Wie leiden Menschen? Was für eine Frage! Tiere halten still, während sie Höllenschmerzen ausstehen. Was sie empfinden, wissen wir nicht. Zwar wirken sie in sich gekehrt, aber sie zeigen kein Verhalten, das uns Anlass gäbe, zu unterstellen, sie seien deshalb wütend oder verzweifelt und dem Irrsinn nahe wie wir, wenn wir chronische Belastungen ausstehen. Bei Menschen kommt zum blossen Schmerz noch Einiges dazu. Und das verändert ihn. Also den Schmerz.
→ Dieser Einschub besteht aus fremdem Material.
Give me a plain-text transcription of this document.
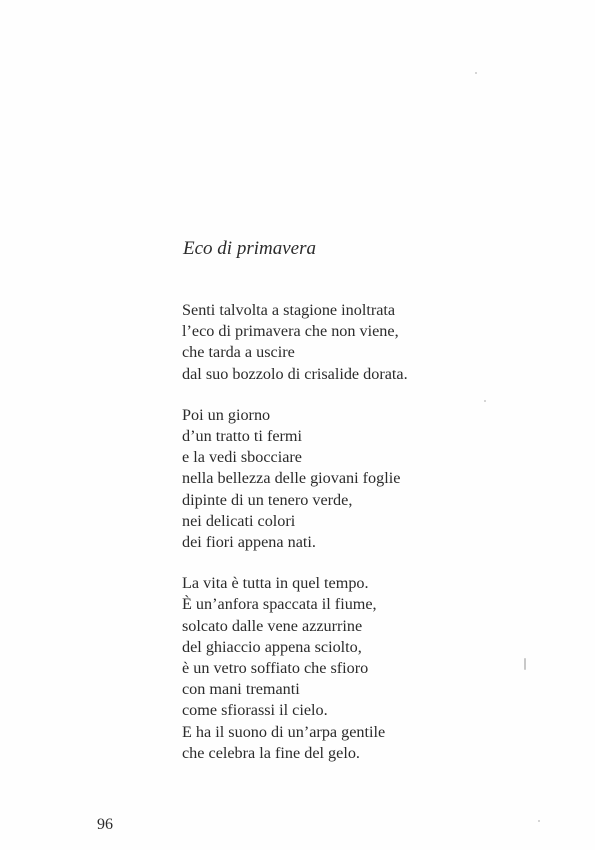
Eco di primavera

Senti talvolta a stagione inoltrata
l’eco di primavera che non viene,
che tarda a uscire
dal suo bozzolo di crisalide dorata.

Poi un giorno
d’un tratto ti fermi
e la vedi sbocciare
nella bellezza delle giovani foglie
dipinte di un tenero verde,
nei delicati colori
dei fiori appena nati.

La vita è tutta in quel tempo.
È un’anfora spaccata il fiume,
solcato dalle vene azzurrine
del ghiaccio appena sciolto,
è un vetro soffiato che sfioro
con mani tremanti
come sfiorassi il cielo.
E ha il suono di un’arpa gentile
che celebra la fine del gelo.

96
Die gegenwärtige Forschung scheint das Ziel zu verfolgen, den Schmerz zu messen. Das erfordert viel Arbeit am Gehirn. Irgendwann wird die Ärztin einem Patienten eröffnen: Sie leiden Schmerzen von der Stärke 5 Komma 3 Dolor. Das wäre dann einerseits Grund, Nachsicht zu üben und ein entsprechendes Mittel einzusetzen, andererseits aber der Person klar zu machen, dass sie übertreibt. Hoffentlich kommt es nie so weit. Denn die Geisteswissenschaft, so sehr sie ausser Mode geraten ist, hat ein gewichtiges Wort zu Schmerz und Leid beizusteuern.
Denn wir Menschen leiden nicht nur Schmerz, wir bewerten ihn auch.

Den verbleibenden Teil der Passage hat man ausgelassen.